Es difícil ponerse en la mente del hombre de rostro de hielo que cree que su misión es restaurar el orgullo nacional rompiendo las reglas del actual orden internacional y quebrando el paradigma de seguridad de Europa y del mundo. Rusia ha vivido momentos traumáticos en su historia y quizá los europeos no fuimos lo suficientemente sensibles para aprovechar el momento histórico que supuso la implosión de la Unión Soviética en 1991 para atraer a una Rusia necesitada entonces de redefinir su lugar en Europa y en el mundo junto a las democracias liberales. Lejos de ello, sin autonomía estratégica y sin voluntad de tenerla, nos convertimos en los apéndices de la OTAN y enviamos declaraciones cándidas y mensajes letales desde el seno de la UE que nos han traído a la situación actual. Consciente o inconscientemente, hemos dado argumentos a los que se oponen a la asimilación occidental y buscan la recuperación del papel de gran potencia de Rusia en el marco de un mundo multipolar.

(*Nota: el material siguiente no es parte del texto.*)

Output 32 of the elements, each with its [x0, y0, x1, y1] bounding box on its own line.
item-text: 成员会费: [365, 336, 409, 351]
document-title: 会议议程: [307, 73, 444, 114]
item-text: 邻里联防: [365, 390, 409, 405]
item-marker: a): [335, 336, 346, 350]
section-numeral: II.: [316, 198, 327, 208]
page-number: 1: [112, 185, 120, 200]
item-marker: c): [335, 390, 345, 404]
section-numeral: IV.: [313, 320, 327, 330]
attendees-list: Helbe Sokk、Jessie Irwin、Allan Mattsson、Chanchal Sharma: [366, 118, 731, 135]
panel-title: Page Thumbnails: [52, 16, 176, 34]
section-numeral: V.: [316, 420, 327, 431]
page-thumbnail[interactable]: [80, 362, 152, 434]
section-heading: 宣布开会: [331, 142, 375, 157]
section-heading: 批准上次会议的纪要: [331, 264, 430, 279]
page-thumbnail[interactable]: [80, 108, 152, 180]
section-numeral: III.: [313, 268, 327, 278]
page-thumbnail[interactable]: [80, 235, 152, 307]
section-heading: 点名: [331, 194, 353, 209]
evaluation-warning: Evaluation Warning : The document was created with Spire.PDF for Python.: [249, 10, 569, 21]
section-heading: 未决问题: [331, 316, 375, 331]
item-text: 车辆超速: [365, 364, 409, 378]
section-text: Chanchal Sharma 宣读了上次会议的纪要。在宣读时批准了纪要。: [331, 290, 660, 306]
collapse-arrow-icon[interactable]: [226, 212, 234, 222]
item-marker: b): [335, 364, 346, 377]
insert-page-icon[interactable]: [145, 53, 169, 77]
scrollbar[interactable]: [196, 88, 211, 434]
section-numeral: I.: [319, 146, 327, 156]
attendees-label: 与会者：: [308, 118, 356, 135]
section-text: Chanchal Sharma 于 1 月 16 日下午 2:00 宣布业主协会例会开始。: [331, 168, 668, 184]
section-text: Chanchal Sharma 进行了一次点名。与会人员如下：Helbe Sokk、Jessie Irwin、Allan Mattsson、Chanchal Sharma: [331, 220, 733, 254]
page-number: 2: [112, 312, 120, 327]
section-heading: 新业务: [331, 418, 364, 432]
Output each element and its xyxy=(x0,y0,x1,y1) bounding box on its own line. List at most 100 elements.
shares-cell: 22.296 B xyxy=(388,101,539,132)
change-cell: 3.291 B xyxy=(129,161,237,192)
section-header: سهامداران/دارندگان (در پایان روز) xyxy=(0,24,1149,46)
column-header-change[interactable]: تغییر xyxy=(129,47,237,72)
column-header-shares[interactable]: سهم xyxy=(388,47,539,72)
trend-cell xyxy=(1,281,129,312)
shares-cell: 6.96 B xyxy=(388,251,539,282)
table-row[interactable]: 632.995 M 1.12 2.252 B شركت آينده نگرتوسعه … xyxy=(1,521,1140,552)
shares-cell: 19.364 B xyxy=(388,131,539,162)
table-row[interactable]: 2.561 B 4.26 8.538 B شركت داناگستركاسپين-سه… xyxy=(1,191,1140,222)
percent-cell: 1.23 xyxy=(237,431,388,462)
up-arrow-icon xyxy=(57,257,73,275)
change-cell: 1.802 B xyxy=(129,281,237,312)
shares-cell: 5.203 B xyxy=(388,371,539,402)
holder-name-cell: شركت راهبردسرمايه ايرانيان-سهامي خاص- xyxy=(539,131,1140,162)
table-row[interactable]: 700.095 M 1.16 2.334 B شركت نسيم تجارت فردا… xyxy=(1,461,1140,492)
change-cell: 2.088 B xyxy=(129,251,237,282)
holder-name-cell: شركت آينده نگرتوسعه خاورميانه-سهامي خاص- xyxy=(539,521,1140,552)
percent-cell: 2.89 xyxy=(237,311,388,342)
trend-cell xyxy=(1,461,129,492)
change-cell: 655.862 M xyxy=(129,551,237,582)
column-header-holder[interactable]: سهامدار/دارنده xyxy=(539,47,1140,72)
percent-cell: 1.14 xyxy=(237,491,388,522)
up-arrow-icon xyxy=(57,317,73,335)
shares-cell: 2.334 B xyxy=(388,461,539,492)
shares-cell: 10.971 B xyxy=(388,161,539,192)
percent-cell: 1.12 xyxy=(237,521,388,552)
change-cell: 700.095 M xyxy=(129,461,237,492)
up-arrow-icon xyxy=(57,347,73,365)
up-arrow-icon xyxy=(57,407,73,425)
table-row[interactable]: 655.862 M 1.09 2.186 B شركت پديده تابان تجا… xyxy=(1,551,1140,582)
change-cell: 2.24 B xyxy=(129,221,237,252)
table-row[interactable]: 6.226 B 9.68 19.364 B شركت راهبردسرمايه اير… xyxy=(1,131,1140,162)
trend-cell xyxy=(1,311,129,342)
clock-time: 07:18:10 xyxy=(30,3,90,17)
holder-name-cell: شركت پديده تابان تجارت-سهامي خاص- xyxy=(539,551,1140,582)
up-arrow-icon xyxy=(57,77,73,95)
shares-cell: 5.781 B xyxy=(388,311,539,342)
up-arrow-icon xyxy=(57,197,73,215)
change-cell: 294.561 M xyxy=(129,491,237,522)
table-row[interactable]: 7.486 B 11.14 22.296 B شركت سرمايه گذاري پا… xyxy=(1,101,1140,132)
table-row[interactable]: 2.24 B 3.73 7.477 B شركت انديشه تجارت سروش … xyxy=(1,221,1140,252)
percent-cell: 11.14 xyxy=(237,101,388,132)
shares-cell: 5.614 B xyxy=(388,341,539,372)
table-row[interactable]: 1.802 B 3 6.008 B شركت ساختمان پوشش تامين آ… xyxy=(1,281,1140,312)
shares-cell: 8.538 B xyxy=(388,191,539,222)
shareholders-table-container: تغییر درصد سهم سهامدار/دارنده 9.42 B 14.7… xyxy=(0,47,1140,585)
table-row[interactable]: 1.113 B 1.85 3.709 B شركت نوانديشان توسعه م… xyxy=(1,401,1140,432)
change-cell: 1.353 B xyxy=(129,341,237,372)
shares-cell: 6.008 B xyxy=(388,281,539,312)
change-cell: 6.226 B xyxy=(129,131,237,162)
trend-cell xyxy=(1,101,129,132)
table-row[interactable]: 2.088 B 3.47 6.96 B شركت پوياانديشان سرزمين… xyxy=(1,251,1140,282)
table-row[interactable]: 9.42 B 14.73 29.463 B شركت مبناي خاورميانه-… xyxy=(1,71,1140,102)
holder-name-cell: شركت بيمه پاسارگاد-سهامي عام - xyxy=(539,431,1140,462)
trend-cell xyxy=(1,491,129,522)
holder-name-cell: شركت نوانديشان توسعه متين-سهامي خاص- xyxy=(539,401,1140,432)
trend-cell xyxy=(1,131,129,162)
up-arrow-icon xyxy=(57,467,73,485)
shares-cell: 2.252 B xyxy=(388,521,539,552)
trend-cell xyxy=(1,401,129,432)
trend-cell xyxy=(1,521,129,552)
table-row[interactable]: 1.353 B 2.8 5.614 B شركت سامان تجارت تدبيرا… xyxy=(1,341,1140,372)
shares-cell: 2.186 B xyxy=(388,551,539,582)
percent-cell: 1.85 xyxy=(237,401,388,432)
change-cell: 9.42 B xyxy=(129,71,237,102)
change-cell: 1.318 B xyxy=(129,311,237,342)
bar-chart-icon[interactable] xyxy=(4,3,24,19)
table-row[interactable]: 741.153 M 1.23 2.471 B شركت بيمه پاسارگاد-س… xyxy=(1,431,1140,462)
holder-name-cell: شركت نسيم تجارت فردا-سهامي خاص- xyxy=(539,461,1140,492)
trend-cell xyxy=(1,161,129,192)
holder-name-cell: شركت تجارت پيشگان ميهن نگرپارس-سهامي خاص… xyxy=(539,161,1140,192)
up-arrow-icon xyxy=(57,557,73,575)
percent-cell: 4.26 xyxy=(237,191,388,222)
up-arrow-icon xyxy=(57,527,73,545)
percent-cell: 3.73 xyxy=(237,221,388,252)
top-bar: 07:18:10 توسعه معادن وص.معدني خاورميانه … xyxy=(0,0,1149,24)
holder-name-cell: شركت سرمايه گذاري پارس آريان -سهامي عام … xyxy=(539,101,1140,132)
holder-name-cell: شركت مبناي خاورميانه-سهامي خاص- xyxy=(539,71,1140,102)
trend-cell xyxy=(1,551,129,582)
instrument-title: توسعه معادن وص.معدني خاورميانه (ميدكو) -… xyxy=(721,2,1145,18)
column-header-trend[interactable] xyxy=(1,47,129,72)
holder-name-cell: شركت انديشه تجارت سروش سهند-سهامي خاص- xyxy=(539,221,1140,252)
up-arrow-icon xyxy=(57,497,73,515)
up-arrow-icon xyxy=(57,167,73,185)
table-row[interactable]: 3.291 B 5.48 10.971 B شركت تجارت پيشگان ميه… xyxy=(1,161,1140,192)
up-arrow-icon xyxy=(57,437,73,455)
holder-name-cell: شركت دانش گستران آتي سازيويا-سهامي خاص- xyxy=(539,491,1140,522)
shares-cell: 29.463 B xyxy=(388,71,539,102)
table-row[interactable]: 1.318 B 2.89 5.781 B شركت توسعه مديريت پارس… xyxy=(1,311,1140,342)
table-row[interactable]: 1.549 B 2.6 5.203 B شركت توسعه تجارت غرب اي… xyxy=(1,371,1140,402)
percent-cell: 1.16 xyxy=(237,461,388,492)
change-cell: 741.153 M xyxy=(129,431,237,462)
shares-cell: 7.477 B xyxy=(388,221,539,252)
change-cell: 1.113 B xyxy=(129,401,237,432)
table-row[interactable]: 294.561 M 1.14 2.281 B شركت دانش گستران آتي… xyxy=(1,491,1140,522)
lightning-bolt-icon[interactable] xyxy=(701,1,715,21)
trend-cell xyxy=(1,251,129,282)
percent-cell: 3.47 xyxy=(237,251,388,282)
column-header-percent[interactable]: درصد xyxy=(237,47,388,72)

En la esfera de las percepciones, Rusia, que sigue buscando su identidad, se siente insegura dentro de sus límites geográficos. Ucrania es una línea roja, tanto en su aspecto sentimental – es el origen de la rus de Kiev y la línea de fractura entre la civilización occidental y la ortodoxa – como defensivo – cabeza de puente en el margen europeo de su Heartland y salida al Mar Negro -. En el imaginario nacionalista ruso, el consenso sobre la importancia geopolítica de esta región trasciende al deseo del actual inquilino del Kremlin. Entender no es justificar, y el nacionalismo ruso y su visión geopolítica de lo que llaman su vecindad próxima es incompatible en el Derecho Internacional con unas naciones que empiezan a definir una identidad nacional, algunas hasta ahora débil, por la brutalidad de la agresión de Rusia sobre Ucrania y por el miedo a ser los siguientes.
Por eso, una Rusia humillada, como lo fue Alemania después de la Primera Guerra Mundial, es tan peligrosa como una Rusia envalentonada y desenfrenadamente libre como lo fue en su día la Alemania nazi. Ucrania se encuentra en un punto de inflexión y se juega su soberanía nacional y su integridad territorial. El hecho de que la guerra y la muerte vuelvan a ser una realidad en Europa plantea muchas incógnitas. Una de ellas, la necesidad de definir qué papel queremos jugar como potencia regional en el futuro y cómo vamos a gestionar las relaciones con un mundo cada vez más iliberal.